Сейчас 12.15, и я уезжаю в Монреаль. Но мне не удастся уехать от Третьяка, Якушева, Харламова, Михайлова и их друзей. Они летят тем же рейсом. Вне всякого сомнения, полет покажется мне длиннее, чем он есть на самом деле.

Как только запустили двигатели, Гэри Бергман, Билл Уайт и Рик Мартин стали показывать карточные фокусы. Русские сидели в другой кабине, отдельно от нас. Что плохо в этой серии игр, не считая наших поражений, так это языковой барьер, существующий между двумя командами. Ни один из нас не говорит по-русски, так же как никто из их игроков не владеет английским языком. Разговаривать друг с другом мы не можем, и это по-настоящему досадно.

Совершенно очевидно, что русские – интересные ребята. Было бы здорово потолковать с ними о хоккее. Да вообще о чем угодно. Но никак не получается. Я бы хотел узнать у них, что они думают о канадских профессиональных хоккеистах. Произвели они на них впечатление или нет? Чем именно? Печально, что я не могу этого узнать. На пресс-конференциях можно услышать лишь дипломатичные ответы, лично мне они ничего не дают. Вот сидят парни, которых мы стали уважать, сидят всего в двадцати ярдах от нас, и мы не можем даже поговорить с ними, хотя и общаемся чуть-чуть при помощи пальцев.

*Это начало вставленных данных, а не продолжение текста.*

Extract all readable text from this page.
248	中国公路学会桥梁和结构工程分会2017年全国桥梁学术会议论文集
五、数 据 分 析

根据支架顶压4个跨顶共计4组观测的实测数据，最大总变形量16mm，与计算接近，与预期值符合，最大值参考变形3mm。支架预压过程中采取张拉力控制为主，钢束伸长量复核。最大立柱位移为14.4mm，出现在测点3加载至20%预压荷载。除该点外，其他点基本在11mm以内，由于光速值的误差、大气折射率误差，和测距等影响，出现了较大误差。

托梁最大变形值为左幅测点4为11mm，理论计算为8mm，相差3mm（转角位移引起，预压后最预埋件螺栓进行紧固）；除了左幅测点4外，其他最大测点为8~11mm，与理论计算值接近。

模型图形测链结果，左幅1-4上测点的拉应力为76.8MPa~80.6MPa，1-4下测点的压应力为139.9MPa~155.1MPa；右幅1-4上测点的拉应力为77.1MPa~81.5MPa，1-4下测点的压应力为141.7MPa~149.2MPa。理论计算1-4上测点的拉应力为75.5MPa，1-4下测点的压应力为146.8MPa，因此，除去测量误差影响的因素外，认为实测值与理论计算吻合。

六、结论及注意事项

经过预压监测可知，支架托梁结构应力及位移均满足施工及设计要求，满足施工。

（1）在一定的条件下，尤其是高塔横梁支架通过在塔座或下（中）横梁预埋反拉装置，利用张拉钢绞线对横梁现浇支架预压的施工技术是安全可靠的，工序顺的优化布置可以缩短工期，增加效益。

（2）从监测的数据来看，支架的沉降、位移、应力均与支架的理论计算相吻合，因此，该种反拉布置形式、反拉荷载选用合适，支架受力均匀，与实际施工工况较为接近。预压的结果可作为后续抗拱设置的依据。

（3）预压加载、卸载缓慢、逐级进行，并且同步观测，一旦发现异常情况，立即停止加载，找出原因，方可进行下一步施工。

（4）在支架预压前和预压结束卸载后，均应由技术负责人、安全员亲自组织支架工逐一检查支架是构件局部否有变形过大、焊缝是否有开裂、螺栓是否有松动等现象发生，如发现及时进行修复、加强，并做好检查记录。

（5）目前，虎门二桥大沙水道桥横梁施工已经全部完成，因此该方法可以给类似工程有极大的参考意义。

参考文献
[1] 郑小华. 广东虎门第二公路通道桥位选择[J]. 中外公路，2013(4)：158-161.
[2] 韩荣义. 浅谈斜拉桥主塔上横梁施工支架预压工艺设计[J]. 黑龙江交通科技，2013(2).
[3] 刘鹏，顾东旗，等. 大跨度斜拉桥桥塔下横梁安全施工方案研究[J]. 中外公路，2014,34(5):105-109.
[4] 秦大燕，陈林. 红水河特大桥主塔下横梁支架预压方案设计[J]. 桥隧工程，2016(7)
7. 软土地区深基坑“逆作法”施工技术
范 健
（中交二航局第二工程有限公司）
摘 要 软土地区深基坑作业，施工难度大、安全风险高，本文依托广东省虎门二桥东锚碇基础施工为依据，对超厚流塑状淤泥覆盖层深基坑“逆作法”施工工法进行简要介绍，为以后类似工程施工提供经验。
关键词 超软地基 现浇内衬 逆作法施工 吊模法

Я посидел немного с Эгги Куколовичем, бывшим игроком НХЛ, который работает теперь в «Эр-Канаде» и в течение многих лет был представителем этой авиакомпании в Москве.

Эгги часто летал с русскими игроками и все время рассказывал им, до чего сильны канадские профессионалы и как легко они могут обыграть русских. Я его спросил, как он объяснит своим русским друзьям в Москве наше слабое выступление в первых четырех встречах. Он ответил, что сошлется на несколько наших просчетов, таких, как недостаточная физическая подготовка, время проведения игр, очевидная самонадеянность. Но он не думает, что они сочтут эти причины уважительными. Эгги свободно разговаривает порусски, однако не похоже, чтобы он знал о них больше, чем мы.

Мне бы очень хотелось побеседовать с одним из самых старших советских хоккеистов Вячеславом Старшиновым, – сейчас он заканчивает свои выступления в большом спорте после блестящей карьеры игрока международного класса. Старшинов защищает в Московском институте физической культуры кандидатскую диссертацию. С направлением его исследований меня познакомила анкета, которую он привез в Канаду и попросил нас на нее ответить. Среди прочего Старшинов спрашивал, живет ли спортсмен в канадском обществе по моральным стандартам этого общества или же по своим собственным. Его также интересовало, что думает спортсмен о своих обязанностях перед обществом. Именно сейчас я хотел бы пройти ускоренный курс современного русского языка Берлица. Пока же все, что я знаю, – это как сказать «спасибо».

Во время полета я также разговаривал с бывшим игроком олимпийской сборной Канады по баскетболу Уорреном Рейнолдсом. Уоррен видел несколько хоккейных матчей и сравнивал стиль игры русских в хоккее и баскетболе. Рейнолдс сказал, что русские строят свою игру на кинжальных проходах и паутине комбинаций. В хоккее они делают примерно то же самое. В самом деле, по стандартам НХЛ их можно было бы наказывать бесчисленное количество раз за неправильную блокировку. Уоррен подчеркнул, что русские всегда пытаются создать в баскетболе ситуацию для уверенного броска с близкой дистанции; они редко совершают броски в прыжке или каким-либо другим способом с расстояния более десяти – пятнадцати футов. Того же стиля они придерживаются и в хоккее. За исключением того, что в одну игру играют на деревянной площадке, а в другую на льду, в их стратегии баскетбола и хоккея не так уж много различий.

Наконец в 10.30 мы совершили посадку в Монреале и Джоселин Гувремон отвез меня домой. Через три минуты я уже спал. Проснувшись в половине второго, я не смог открыть глаза. В течение восемнадцати часов в них оставались контактные линзы, и теперь глаза ужасно резало. По всей вероятности, была повреждена оболочка. Чувство было такое, будто кто-то натер мне глазные яблоки наждачной бумагой. Линда вызвала врача и получила рецепт глазных капель. Остаток дня пришлось провести с закрытыми глазами.